Yılmaz, son dönemde kamuoyunda sertifikalı tohumların insan sağlığına zararlı olduğuna, genetikleri değiştirilmiş organizmalarla eş görüldüğüne dair görüşlerin olduğunu belirterek, şu değerlendirmelerde bulundu:
“Bu konularda Türkiye’de üretilen tohumluklar doğaldır. Hiçbirisinin genetiği değiştirilmemiştir. 2010 yılında biliyorsunuz Biyogüvenlik Yasası çıktı. Buna göre Türkiye’de GDO’lu tohumların üretilmesi, ithalatı yasak. Sadece Biyogüvenlik Kurulu’nun izin verdiği, mısır ve soyada ürünlerin ithalatı yem sanayisinde kullanılmak üzere yapılıyor. Ancak Türkiye’de bunun üretimi yasak.
İkincisi hibrit tohumlar gerçekten verimi artıran mısırda, domateste, biberde, mısırda, ayçiçeğinde, salatalıkta önemli mekanizmalardan bir tanesi. Hibrit tohumlar hiçbir zaman laboratuvar ortamında, yapay şartlarda elde edilmiş değil. Bunlar doğal ortamda saflaştırılmış… Hibrit tohum elde ederken melezleme yapılan bireylerin yakın akraba olması istenmez. Mümkün olduğu kadar uzak akraba olması istenir. Buradaki amaç en yüksek verimi sağlamaktır.”
“Tohumculuk şirketlerinin yüzde 93,5’i yerli”
Yılmaz, Türk tohumculuk sektörünün son dönemde ciddi mesafeler kaydettiğinin altını çizerek, ancak Türkiye’nin toplam sertifikalı tohum ihtiyacının yüzde 40’ını üretebildiğini ve kullanabildiğini söyledi.
Verimliliğin artırılması ve ekonomiye daha fazla katkı sağlanması için kullanılan sertifikalı tohum miktarının yüzde 80-90’lara çıkması gerektiğini vurgulayan Yılmaz, tarımı gelişmiş ülkelerde oranların bu düzeyde olduğunu bildirdi.

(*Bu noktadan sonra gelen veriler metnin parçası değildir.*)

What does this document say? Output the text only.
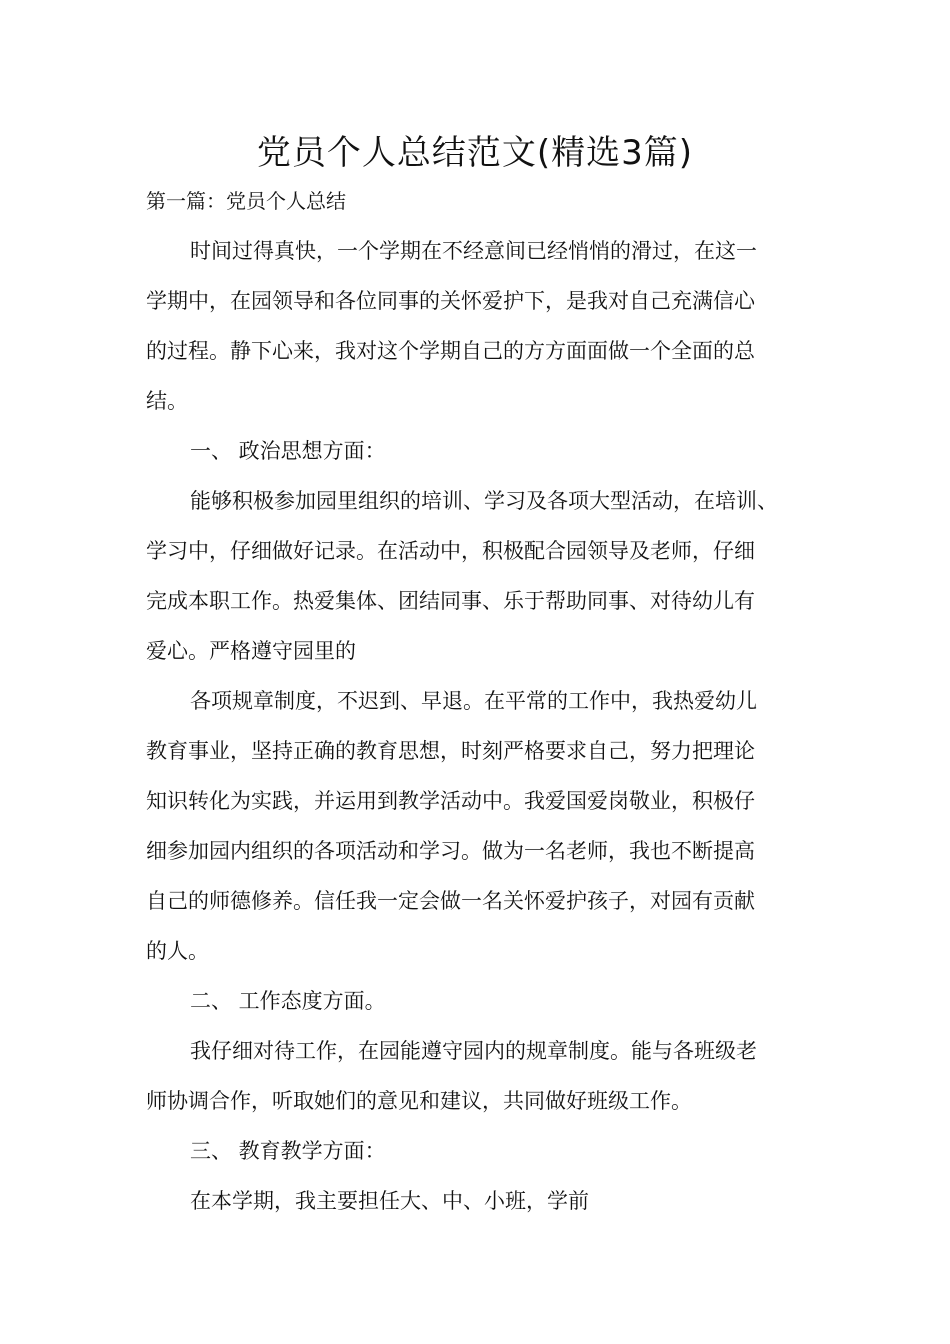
党员个人总结范文(精选3篇)
第一篇：党员个人总结
时间过得真快，一个学期在不经意间已经悄悄的滑过，在这一
学期中，在园领导和各位同事的关怀爱护下，是我对自己充满信心
的过程。静下心来，我对这个学期自己的方方面面做一个全面的总
结。
一、 政治思想方面：
能够积极参加园里组织的培训、学习及各项大型活动，在培训、
学习中，仔细做好记录。在活动中，积极配合园领导及老师，仔细
完成本职工作。热爱集体、团结同事、乐于帮助同事、对待幼儿有
爱心。严格遵守园里的
各项规章制度，不迟到、早退。在平常的工作中，我热爱幼儿
教育事业，坚持正确的教育思想，时刻严格要求自己，努力把理论
知识转化为实践，并运用到教学活动中。我爱国爱岗敬业，积极仔
细参加园内组织的各项活动和学习。做为一名老师，我也不断提高
自己的师德修养。信任我一定会做一名关怀爱护孩子，对园有贡献
的人。
二、 工作态度方面。
我仔细对待工作，在园能遵守园内的规章制度。能与各班级老
师协调合作，听取她们的意见和建议，共同做好班级工作。
三、 教育教学方面：
在本学期，我主要担任大、中、小班，学前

Yılmaz, 1980’li yıllarda 3 olan yerli firma sayısının bugün 832’ye yükseldiğini yineleyerek, bu şirketler içinde tamamen yerli sermaye ile kurulmuş olanların sayısının 778 olduğunu, bu rakamın, şirketlerin yüzde 93,5’inin yerli olduğunu gösterdiğini anlattı.
Yerli-yabancı ortaklığı ile kurulmuş şirket sayısının 22, tamamı yabancı sermayeli şirket sayısının 32 olduğunu dile getiren Yılmaz, “Yerli sermayeli 778 şirketin ticaret hacmindeki payı yüzde 51, ortak sermayeli 22 şirketinki yüzde 18, yabancı sermayeli 32 şirketinki ise yüzde 30.” dedi.

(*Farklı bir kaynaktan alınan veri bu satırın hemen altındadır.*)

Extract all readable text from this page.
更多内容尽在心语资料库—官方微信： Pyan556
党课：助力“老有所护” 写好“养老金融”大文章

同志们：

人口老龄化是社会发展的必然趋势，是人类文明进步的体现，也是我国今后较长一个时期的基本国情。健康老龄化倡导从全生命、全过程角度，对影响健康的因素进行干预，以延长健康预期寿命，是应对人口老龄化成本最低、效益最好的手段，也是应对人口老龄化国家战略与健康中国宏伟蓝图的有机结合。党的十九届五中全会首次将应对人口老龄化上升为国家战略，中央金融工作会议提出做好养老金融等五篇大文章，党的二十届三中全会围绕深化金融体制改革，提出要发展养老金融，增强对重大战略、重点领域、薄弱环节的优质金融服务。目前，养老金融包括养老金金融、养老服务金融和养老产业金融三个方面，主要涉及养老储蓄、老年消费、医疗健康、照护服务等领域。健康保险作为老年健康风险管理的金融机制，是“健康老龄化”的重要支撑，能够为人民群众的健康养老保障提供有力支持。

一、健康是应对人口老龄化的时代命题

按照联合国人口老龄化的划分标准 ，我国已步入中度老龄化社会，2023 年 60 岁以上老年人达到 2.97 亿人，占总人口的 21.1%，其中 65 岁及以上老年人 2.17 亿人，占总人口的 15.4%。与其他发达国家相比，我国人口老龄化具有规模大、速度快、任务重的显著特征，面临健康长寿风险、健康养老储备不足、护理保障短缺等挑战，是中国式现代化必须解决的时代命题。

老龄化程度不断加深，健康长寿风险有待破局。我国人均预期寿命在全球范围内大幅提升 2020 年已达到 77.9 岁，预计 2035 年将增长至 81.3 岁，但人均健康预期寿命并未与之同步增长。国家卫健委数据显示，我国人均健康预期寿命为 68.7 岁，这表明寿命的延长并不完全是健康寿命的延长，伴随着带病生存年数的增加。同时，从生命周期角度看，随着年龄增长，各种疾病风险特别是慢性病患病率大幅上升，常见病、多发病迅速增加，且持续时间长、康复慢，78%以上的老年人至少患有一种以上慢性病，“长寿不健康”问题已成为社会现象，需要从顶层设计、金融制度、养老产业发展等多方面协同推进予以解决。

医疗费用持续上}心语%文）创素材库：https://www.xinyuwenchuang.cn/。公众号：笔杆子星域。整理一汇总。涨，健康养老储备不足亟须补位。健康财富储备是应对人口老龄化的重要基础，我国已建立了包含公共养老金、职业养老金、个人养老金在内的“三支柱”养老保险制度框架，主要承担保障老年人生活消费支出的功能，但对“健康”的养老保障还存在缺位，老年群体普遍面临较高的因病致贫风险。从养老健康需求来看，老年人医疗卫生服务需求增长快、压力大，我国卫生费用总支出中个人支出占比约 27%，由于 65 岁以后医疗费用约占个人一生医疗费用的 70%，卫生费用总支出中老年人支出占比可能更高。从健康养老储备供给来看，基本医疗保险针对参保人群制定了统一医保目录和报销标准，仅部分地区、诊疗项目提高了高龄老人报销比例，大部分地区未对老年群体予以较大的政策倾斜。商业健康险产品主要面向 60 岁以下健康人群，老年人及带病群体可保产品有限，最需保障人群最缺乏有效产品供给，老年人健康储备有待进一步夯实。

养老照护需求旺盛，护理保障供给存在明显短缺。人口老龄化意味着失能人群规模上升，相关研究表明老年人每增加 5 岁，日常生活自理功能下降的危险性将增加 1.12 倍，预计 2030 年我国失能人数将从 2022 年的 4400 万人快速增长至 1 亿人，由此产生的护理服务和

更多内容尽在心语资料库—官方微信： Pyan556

Yılmaz, yerli sermayeli şirketlerin ticaret hacmindeki paylarının her geçen gün arttığını belirterek, sektörün gelişimi için Ar-Ge faaliyetlerinin, aktarılan kamu kaynaklarının payının arttığını anlattı.
Birlik tarafından 2016 yılında başlayan Tohumculuk Sektörü Ulusal Strateji Geliştirme Projesi’nin geçen yıl tamamlandığını kaydederek, bu kapsamda belirledikleri vizyonlarından ve hedeflerinden bahsetti.

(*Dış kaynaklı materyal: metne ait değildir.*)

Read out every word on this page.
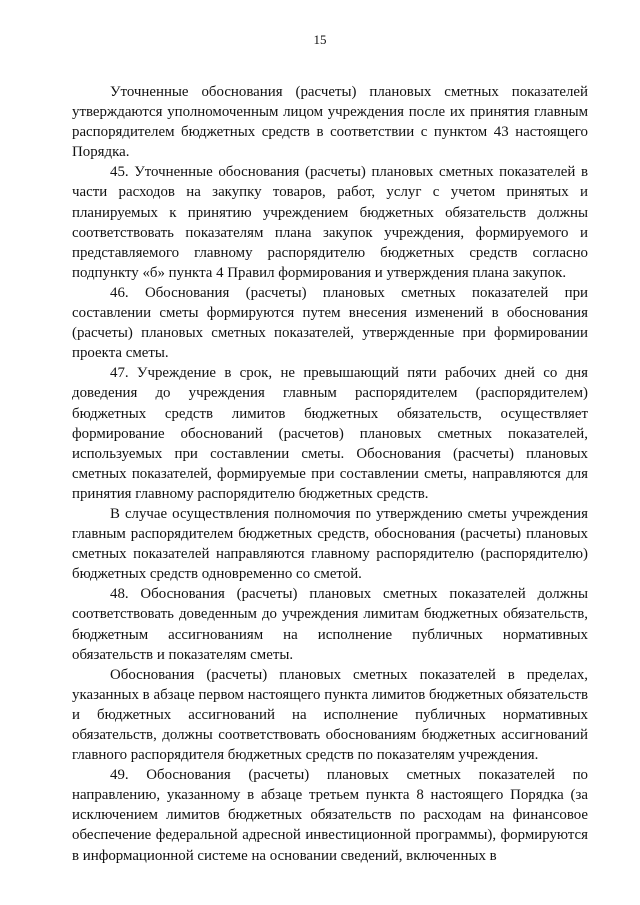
15

Уточненные обоснования (расчеты) плановых сметных показателей утверждаются уполномоченным лицом учреждения после их принятия главным распорядителем бюджетных средств в соответствии с пунктом 43 настоящего Порядка.

45. Уточненные обоснования (расчеты) плановых сметных показателей в части расходов на закупку товаров, работ, услуг с учетом принятых и планируемых к принятию учреждением бюджетных обязательств должны соответствовать показателям плана закупок учреждения, формируемого и представляемого главному распорядителю бюджетных средств согласно подпункту «б» пункта 4 Правил формирования и утверждения плана закупок.

46. Обоснования (расчеты) плановых сметных показателей при составлении сметы формируются путем внесения изменений в обоснования (расчеты) плановых сметных показателей, утвержденные при формировании проекта сметы.

47. Учреждение в срок, не превышающий пяти рабочих дней со дня доведения до учреждения главным распорядителем (распорядителем) бюджетных средств лимитов бюджетных обязательств, осуществляет формирование обоснований (расчетов) плановых сметных показателей, используемых при составлении сметы. Обоснования (расчеты) плановых сметных показателей, формируемые при составлении сметы, направляются для принятия главному распорядителю бюджетных средств.

В случае осуществления полномочия по утверждению сметы учреждения главным распорядителем бюджетных средств, обоснования (расчеты) плановых сметных показателей направляются главному распорядителю (распорядителю) бюджетных средств одновременно со сметой.

48. Обоснования (расчеты) плановых сметных показателей должны соответствовать доведенным до учреждения лимитам бюджетных обязательств, бюджетным ассигнованиям на исполнение публичных нормативных обязательств и показателям сметы.

Обоснования (расчеты) плановых сметных показателей в пределах, указанных в абзаце первом настоящего пункта лимитов бюджетных обязательств и бюджетных ассигнований на исполнение публичных нормативных обязательств, должны соответствовать обоснованиям бюджетных ассигнований главного распорядителя бюджетных средств по показателям учреждения.

49. Обоснования (расчеты) плановых сметных показателей по направлению, указанному в абзаце третьем пункта 8 настоящего Порядка (за исключением лимитов бюджетных обязательств по расходам на финансовое обеспечение федеральной адресной инвестиционной программы), формируются в информационной системе на основании сведений, включенных в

“Sertifikalı tohumla verim artıyor”
Yılmaz, son dönemde sertifikalı tohum karşıtı söylemlerin dillendirilmeye başlandığını kaydederek, şunları söyledi:
“Ne yazık ki sertifikalı tohum kullanımın yaygınlaşmasının çok uluslu şirketlerin ve büyük marketlere ürün satan tedarik zincirlerin işine yaracağını söyleyenler var. Bitkisel ürünlerde üretim miktarları 2017’de tahıllar ve diğer bitkisel ürünlerde 68 milyon 61 bin ton, sebzelerde 30 milyon 826 bin ton ve meyvelerde 20 milyon 809 bin ton olarak gerçekleşmiştir. Bir önceki yıla göre tahıllar ve diğer bitkisel ürünlerde yüzde 4,2, sebzelerde yüzde 1,8, meyvelerde yüzde 9,7 oranında artış olmuştur.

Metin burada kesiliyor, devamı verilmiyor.